Dipleague on the other had only works effectively via email. It’s basically a mail list where users blast each other with adverts. To reduce the noise (from the mail list blasting) the moderators of the mail list have banned all free webmail email address like Gmail and Yahoo, thereby limiting even further the people that can use the service.
Looking at the tens of classifieds sites, you can’t help notice how fully functional the websites are. But that’s only because most are open source projects downloaded and theme-customized into a local feel. So it’s mostly only as “fully functional” as the open source project has gone. Beyond installing the site and announcing it on Facebook and Twitter, not much planning has gone into what the business of classifieds is. Sometimes the content strategy almost looks to be we’ll announce and people will start posting ads and creating their business profiles.

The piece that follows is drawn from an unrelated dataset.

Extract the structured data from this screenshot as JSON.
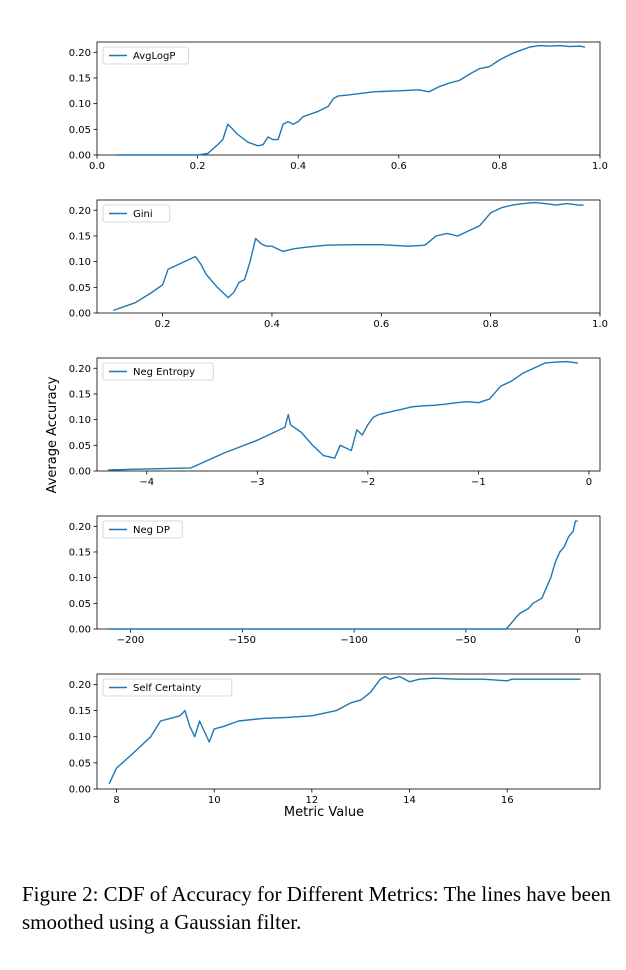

As a result, the friends and family, the first people to visit the website, will check it out, congratulate you on launching ‘Zimbabwe’s leading classifieds platform’, then they go on to click around for some content which they don’t find, and because of it, never return when they leave. Some will do you a favour and post a few ads, but they never get an enquiry on the stuff they posted, so again, they really have no reason to return.
Just to illustrate that further, the founder of Classifieds.co.zw, Garth Drummond, said it took “over 10 years to really get classifieds going”. And even then, they had to employ some clever tricks to keep the site looking busy and full of content. Dipleague was a different case; the site was launched to solve a simple specific problem – the acclimatization of the diplomatic and NGO community – and “Soon the list took on a life of its own” says moderator Shasha explaining how the site service usage exploded as the effect of hyperinflation rocked Zimbabwe.
Starting a web or mobile startup is more than just installing open source software and announcing it on Twitter. The real work is on building the business, not installing software. It’s in understanding the market, the competition, and ultimately the problem being resolved.
To be fair, the SMS platform is in the hands of the mobile operators. But surely, short of circumventing them altogether, ways can be found to allow SMS subscribers to send in their ads. In fact the ‘mobile operators are closed’ argument doesn’t hold much water anymore. Startups like ForgetMeNot Africa are actually looking for other startups that’d like to reach SMS subscribers from the internet via their recently launch API.
Note: Zimbabwe’s failed business directory startups include one I (and two other people) attempted back in 2008/2009. On realising it was either we scrapped content off existing sites, or we did own data collection, entry & marketing of the service, we quit before even installing the software.